Cologne's first Christian bishop was Maternus. He was responsible for the construction of the first cathedral, a square building erected early in the 4th century. In 794, Hildebald (or Hildebold) was the first Bishop of Cologne to be appointed archbishop. Bruno I (925–965), younger brother of Otto I, Holy Roman Emperor, founded several monasteries here.
The dynasty of the Ezzonids, later Counts of Berg, counted 7 archbishops during that period and consolidated the powers of the archbishopric over imperial affairs. The archbishops of Cologne became very influential as advisers to the Saxon, Salian and Hohenstaufen dynasties. From 1031 they also held the office of Arch-Chancellor of Italy. Their authority culminated[clarification needed] under Archbishop Engelbert II of Berg, imperial administrator (Reichsprovisor) and tutor to the emperor's son. Between 1216 and 1225, Engelbert fought for the establishment and security of the archdiocese of Cologne both as an ecclesiastical authority and as a secular territory. This led to his murder in 1225.
Construction of the Gothic cathedral started in 1248 under Konrad von Hochstaden. The eastern arm was completed and consecrated in 1322. Construction of the western arm was halted in 1475, and it would remain unfinished until 1880.
In 1074 the commune was formed. By the 13th century, the relationship between the city and its archbishop had become difficult, and after the Battle of Worringen in 1288, the forces of Brabant and the citizenry of Cologne captured Archbishop Siegfried of Westerburg (1274–97), resulting in almost complete freedom for the city. To regain his liberty the archbishop recognized the political independence of Cologne but reserved certain rights, notably the administration of justice.

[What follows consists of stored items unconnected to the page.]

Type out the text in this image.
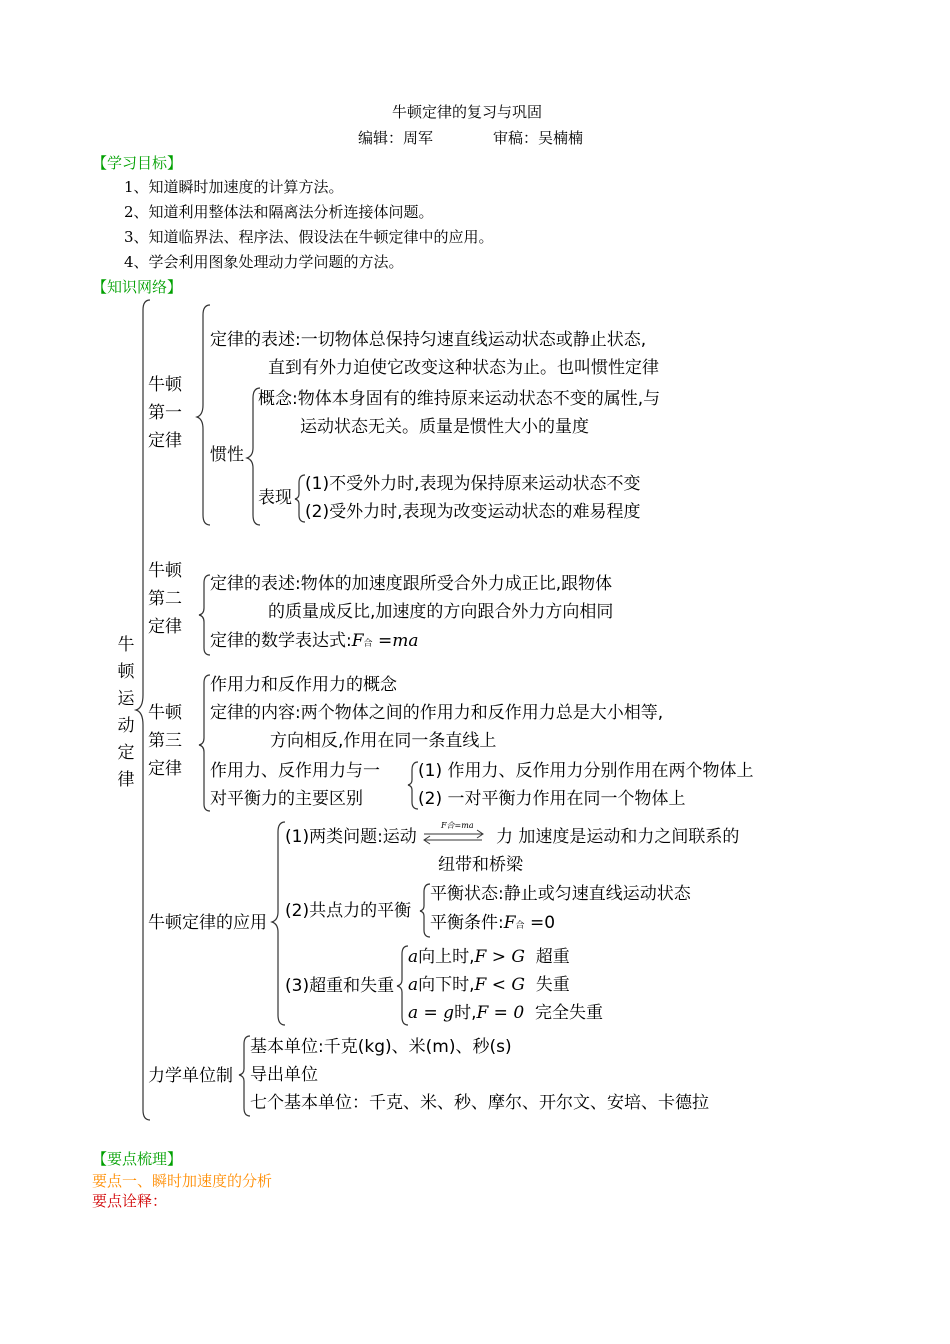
牛顿定律的复习与巩固
编辑：周军	审稿：吴楠楠
【学习目标】
1、知道瞬时加速度的计算方法。
2、知道利用整体法和隔离法分析连接体问题。
3、知道临界法、程序法、假设法在牛顿定律中的应用。
4、学会利用图象处理动力学问题的方法。
【知识网络】
牛
顿
运
动
定
律
牛顿
第一
定律
定律的表述:一切物体总保持匀速直线运动状态或静止状态,
直到有外力迫使它改变这种状态为止。也叫惯性定律
惯性
概念:物体本身固有的维持原来运动状态不变的属性,与
运动状态无关。质量是惯性大小的量度
表现
(1)不受外力时,表现为保持原来运动状态不变
(2)受外力时,表现为改变运动状态的难易程度
牛顿
第二
定律
定律的表述:物体的加速度跟所受合外力成正比,跟物体
的质量成反比,加速度的方向跟合外力方向相同
定律的数学表达式:F合 =ma
牛顿
第三
定律
作用力和反作用力的概念
定律的内容:两个物体之间的作用力和反作用力总是大小相等,
方向相反,作用在同一条直线上
作用力、反作用力与一
对平衡力的主要区别
(1) 作用力、反作用力分别作用在两个物体上
(2) 一对平衡力作用在同一个物体上
牛顿定律的应用
(1)两类问题:运动
F合=ma
力 加速度是运动和力之间联系的
纽带和桥梁
(2)共点力的平衡
平衡状态:静止或匀速直线运动状态
平衡条件:F合 =0
(3)超重和失重
a向上时,F > G 超重
a向下时,F < G 失重
a = g时,F = 0 完全失重
力学单位制
基本单位:千克(kg)、米(m)、秒(s)
导出单位
七个基本单位：千克、米、秒、摩尔、开尔文、安培、卡德拉
【要点梳理】
要点一、瞬时加速度的分析
要点诠释：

Cologne effectively became a free city after 1288, and in 1475 it was formally made a free imperial city, a status that it held until annexed by France on May 28, 1796. The Archbishopric of Cologne was a state in its own right within the Holy Roman Empire, but the city was independent, and the archbishops were usually not allowed to enter it. Instead, they took up residence in Bonn and later in Brühl until they returned in 1821. From 1583 to 1761, all ruling archbishops came from the Wittelsbach dynasty. As powerful electors, the archbishops repeatedly challenged Cologne's free status during the 17th and 18th centuries, resulting in complicated legal affairs, which were handled by diplomatic means, usually to the advantage of the city.